第28話 お話させて頂けませんか?(「富士山 –信仰の対象と芸術の源泉」)

 ――ちおちゃん、なにしてるの?

 ――ガラガラヘビさがしてるの。えいいちくんもやる?



 ……なんか、変な夢みた。

 思い立ったら吉日……ではないが、思い立ったら明後日とばかりに行動開始。

 仕事が終わり、私服に着替えると、スマートフォンの液晶を鏡の代わりにしてコーディネートをチェックする。

 白いブラウスとインディゴのデニムジャケット、黒いレースのスカートはミディ丈。パンプスはピンクベージュ。

 昨日の仕事帰りに、藍奈ちゃんにつき合ってもらって買いに行ったのだ。

「千桜先輩、がんばですよ」

 そういう藍奈ちゃんは、今日はこれから彼氏とデートなんだって。

 うらやましくないぞ!



 彼の居場所はだいたい見当がついている。

 職場は、桜新町のショートステイ。多分、「ショートステイ八重桜」という場所だ。

 東急田園都市線の三軒茶屋駅から2駅先の桜新町駅で降り、歩くこと5分ほど。

 「ショートステイ八重桜」と書かれた建物が見えた。

 もう18時半だが、入っても大丈夫だろうか。

 口実は考えてあるが、怪しまれないだろうか。

「すみません……今から見学できますか?」

 自動ドアの入口から入って事務所をのぞくと、職員さんがふたりいた。

 奥のデスクに、母くらいの歳の女性。

 手前の男性と目が合うと、自分の頬が紅潮して……こなかった。

 確かに“英一くん”なんだけど。
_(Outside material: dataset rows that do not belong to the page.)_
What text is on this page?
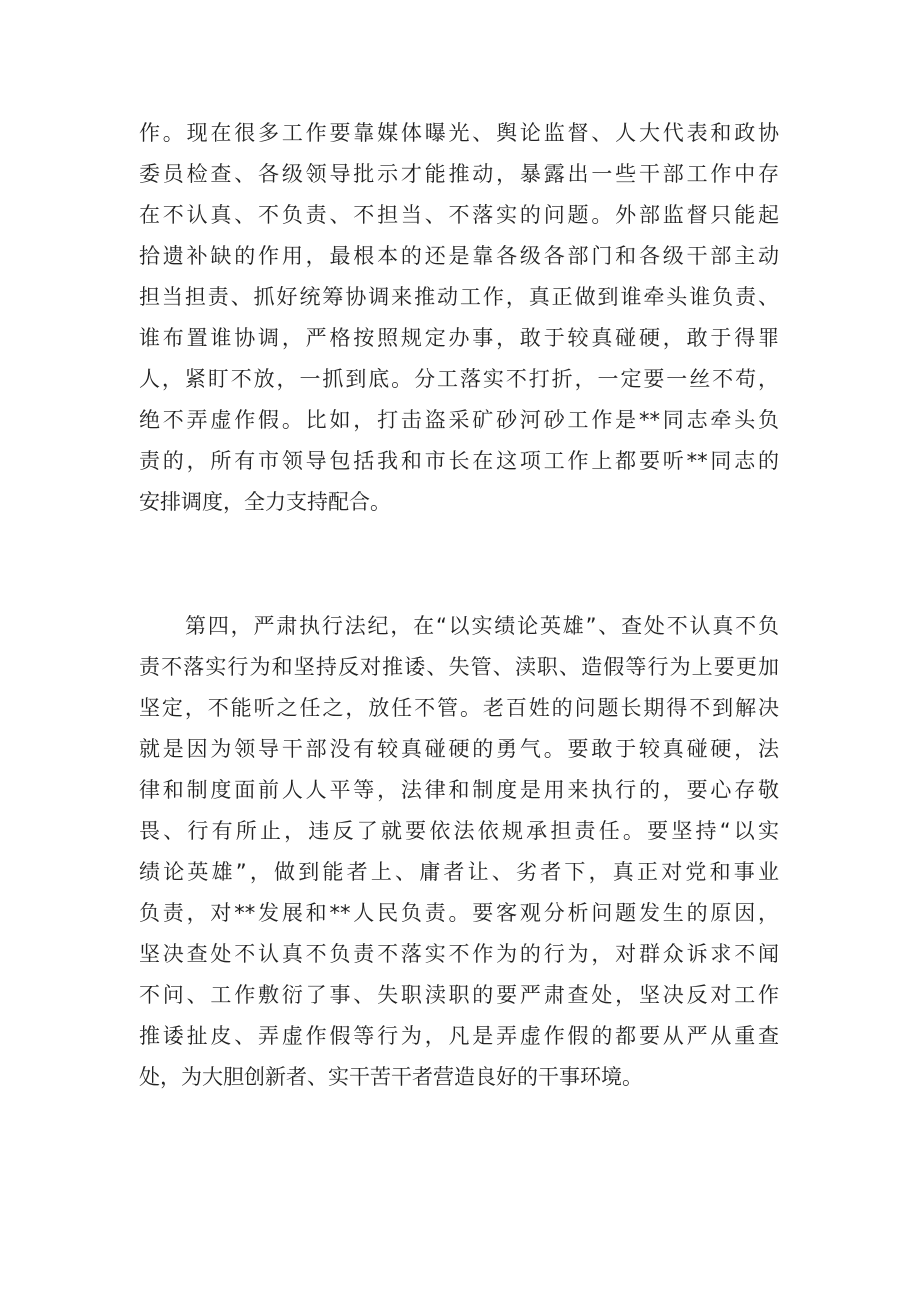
作。现在很多工作要靠媒体曝光、舆论监督、人大代表和政协
委员检查、各级领导批示才能推动，暴露出一些干部工作中存
在不认真、不负责、不担当、不落实的问题。外部监督只能起
拾遗补缺的作用，最根本的还是靠各级各部门和各级干部主动
担当担责、抓好统筹协调来推动工作，真正做到谁牵头谁负责、
谁布置谁协调，严格按照规定办事，敢于较真碰硬，敢于得罪
人，紧盯不放，一抓到底。分工落实不打折，一定要一丝不苟，
绝不弄虚作假。比如，打击盗采矿砂河砂工作是**同志牵头负
责的，所有市领导包括我和市长在这项工作上都要听**同志的
安排调度，全力支持配合。
第四，严肃执行法纪，在“以实绩论英雄”、查处不认真不负
责不落实行为和坚持反对推诿、失管、渎职、造假等行为上要更加
坚定，不能听之任之，放任不管。老百姓的问题长期得不到解决
就是因为领导干部没有较真碰硬的勇气。要敢于较真碰硬，法
律和制度面前人人平等，法律和制度是用来执行的，要心存敬
畏、行有所止，违反了就要依法依规承担责任。要坚持“以实
绩论英雄”，做到能者上、庸者让、劣者下，真正对党和事业
负责，对**发展和**人民负责。要客观分析问题发生的原因，
坚决查处不认真不负责不落实不作为的行为，对群众诉求不闻
不问、工作敷衍了事、失职渎职的要严肃查处，坚决反对工作
推诿扯皮、弄虚作假等行为，凡是弄虚作假的都要从严从重查
处，为大胆创新者、实干苦干者营造良好的干事环境。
自分の心臓が、壊れそうなほど早鐘を打っているんだけど。

 彼の頬からあごにかけて、白いガーゼが貼られている。

 一体何があったんですか、と訊きたいが、初対面を装う手前、そんなことは訊けない。

「あの、祖父母の今後のことを考えていて、色々な施設を見ようとしているんですけど、この時間だと見学は難しいですよね?」

「大丈夫ですよ」

 彼はいつもの穏やかな微笑で頷いた。

 白いガーゼが痛々しい。



 彼に代わり、事務所の女性職員さんが施設を案内してくれた。事務員さんではなく、生活相談員という役職らしい。

 丁寧にユニットをまわって説明してもらい、申し訳なかった。

 おじいちゃんとおばあちゃんの今後は気にしているが、まだ施設を探す段階ではないと思っている。
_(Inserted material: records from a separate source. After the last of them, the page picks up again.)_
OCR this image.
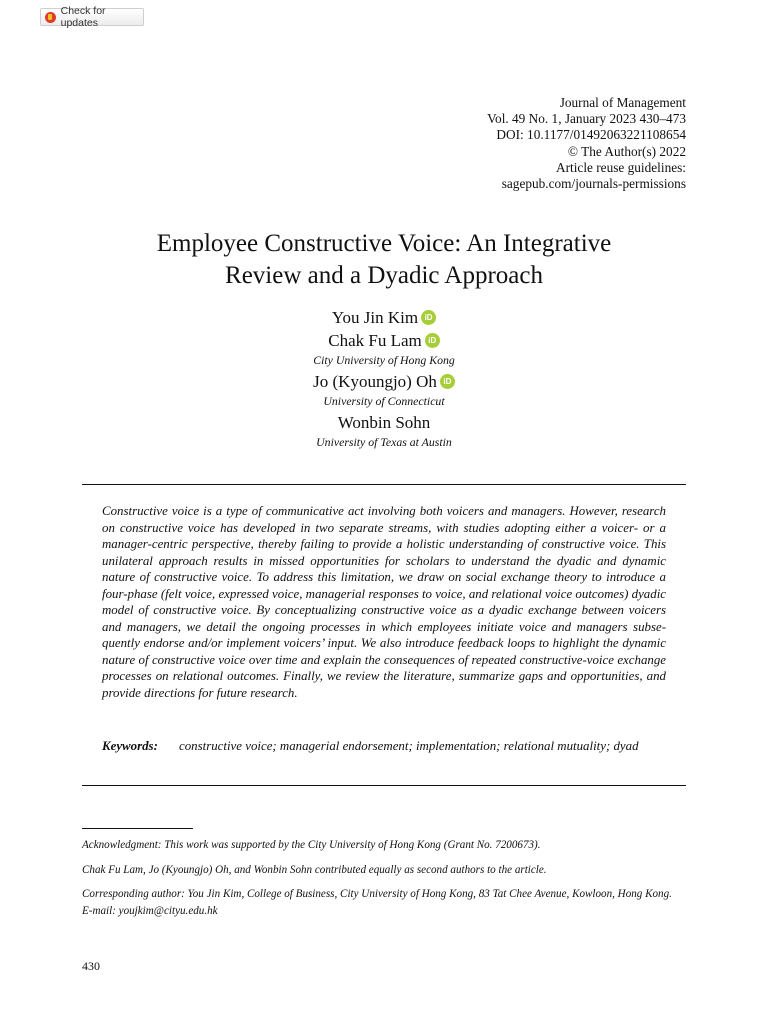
Check for updates
Journal of Management
Vol. 49 No. 1, January 2023 430–473
DOI: 10.1177/01492063221108654
© The Author(s) 2022
Article reuse guidelines:
sagepub.com/journals-permissions
Employee Constructive Voice: An Integrative
Review and a Dyadic Approach
You Jin Kim iD
Chak Fu Lam iD
City University of Hong Kong
Jo (Kyoungjo) Oh iD
University of Connecticut
Wonbin Sohn
University of Texas at Austin
Constructive voice is a type of communicative act involving both voicers and managers. However, research on constructive voice has developed in two separate streams, with studies adopting either a voicer- or a manager-centric perspective, thereby failing to provide a holistic understanding of constructive voice. This unilateral approach results in missed opportunities for scholars to understand the dyadic and dynamic nature of constructive voice. To address this limitation, we draw on social exchange theory to introduce a four-phase (felt voice, expressed voice, managerial responses to voice, and relational voice outcomes) dyadic model of constructive voice. By conceptualizing constructive voice as a dyadic exchange between voicers and managers, we detail the ongoing processes in which employees initiate voice and managers subsequently endorse and/or implement voicers’ input. We also introduce feedback loops to highlight the dynamic nature of constructive voice over time and explain the consequences of repeated constructive-voice exchange processes on relational outcomes. Finally, we review the literature, summarize gaps and opportunities, and provide directions for future research.
Keywords:	constructive voice; managerial endorsement; implementation; relational mutuality; dyad

Acknowledgment: This work was supported by the City University of Hong Kong (Grant No. 7200673).

Chak Fu Lam, Jo (Kyoungjo) Oh, and Wonbin Sohn contributed equally as second authors to the article.

Corresponding author: You Jin Kim, College of Business, City University of Hong Kong, 83 Tat Chee Avenue, Kowloon, Hong Kong.

E-mail: youjkim@cityu.edu.hk

430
 おじいちゃん、おばあちゃん、だしに使ってごめんなさい。

 ただ“英一くん”に会いたいストーカーなんです。

 事務所の前に戻ると、カウンターにフォトフレームがあるのに気づいた。

 富士山をバックに撮られた、三保松原の写真だ。

「その写真、ご利用者様のご家族様が持ってきて下さったんです。旅行が好きなかたで、数年前までよく家族旅行をなさっていて……」

 相談員さんが話してくれる。

 ちらっと事務所を見たが、彼の姿はなかった。

「うちの事務の男の子が教えてくれたんですけど、富士山は京都とかの仲間の世界遺産なんですってね。知床とか自然の世界遺産じゃなくて、京都とか軍艦島みたいに文化の世界遺産なんだって、教えてもらいました」

 相談員さんは世界遺産に詳しくないみたいだけど、わかりやすく話してくれる。

 富士山のフォルムは綺麗だ。でも、富士山は自然遺産ではなく、文化遺産に分類される。

 富士山は、自然美や生態系を認められた自然遺産ではない。

 富士信仰や芸術作品のインスピレーションに富士山が大きく貢献したことが世界遺産としてふさわしいと世界遺産委員会で認められたのだ。
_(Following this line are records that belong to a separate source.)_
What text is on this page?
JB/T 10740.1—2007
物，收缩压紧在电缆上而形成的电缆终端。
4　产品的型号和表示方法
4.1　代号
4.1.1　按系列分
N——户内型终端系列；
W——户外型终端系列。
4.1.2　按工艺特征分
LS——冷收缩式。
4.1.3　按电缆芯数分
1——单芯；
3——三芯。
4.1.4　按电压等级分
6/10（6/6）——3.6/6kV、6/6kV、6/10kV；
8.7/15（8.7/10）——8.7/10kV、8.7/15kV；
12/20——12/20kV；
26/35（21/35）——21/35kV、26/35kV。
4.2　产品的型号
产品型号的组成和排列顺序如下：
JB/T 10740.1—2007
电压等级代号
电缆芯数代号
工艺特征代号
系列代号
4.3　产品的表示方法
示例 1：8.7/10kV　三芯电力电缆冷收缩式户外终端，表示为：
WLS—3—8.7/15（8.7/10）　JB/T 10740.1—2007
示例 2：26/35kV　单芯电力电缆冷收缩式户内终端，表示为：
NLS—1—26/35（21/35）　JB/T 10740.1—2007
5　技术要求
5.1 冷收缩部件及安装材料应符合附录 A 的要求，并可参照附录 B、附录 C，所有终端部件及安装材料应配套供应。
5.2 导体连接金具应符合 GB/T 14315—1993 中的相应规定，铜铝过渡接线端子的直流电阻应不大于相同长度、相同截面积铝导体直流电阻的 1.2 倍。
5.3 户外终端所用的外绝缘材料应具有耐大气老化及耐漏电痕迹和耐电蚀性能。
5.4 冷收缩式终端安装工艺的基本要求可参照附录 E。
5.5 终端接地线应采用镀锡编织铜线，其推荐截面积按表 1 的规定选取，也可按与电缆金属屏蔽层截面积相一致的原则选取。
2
「事務の子は、資格は何も持っていないと言いますけど、実用的な知識がすごい子ですよ。普段から調べ物が好きみたいで、物事の考え方もしっかりしています。仕事もとてもできますし、もっと扱いを良くしてあげたいんですけど……事務所と介護現場の板挟みにさせてしまって、申し訳ないくらいです」

 相談員さんは、気さくでよく喋る。彼のことは息子みたいに気にかけているようだ。

 今日の昼休み、彼はあごを血だらけにして事務所に駆け込み、ティッシュボックスを探していたのだそうだ。

 トイレの洗面台でひげを剃っていたら、失敗して頬から顎にかけて切ってしまったらしい。

 その怪我を見た介護職員から「明日は早く来なくていいから」と言われたそうだ。

 彼はひげを剃るのが下手で、朝剃れなかった分を昼休みに剃ることが多い。

 先程の彼がガーゼを貼っていたのは、ひげ剃りに失敗したから。

 いつも無精ひげみたいなのは、綺麗に剃れないうちにまた伸びてくるから。

 全然知らなかった。

 彼はこの職場で、事務所と介護現場の板挟みになって悩んでいた。でも、働きぶりを相談員さんに認められていた。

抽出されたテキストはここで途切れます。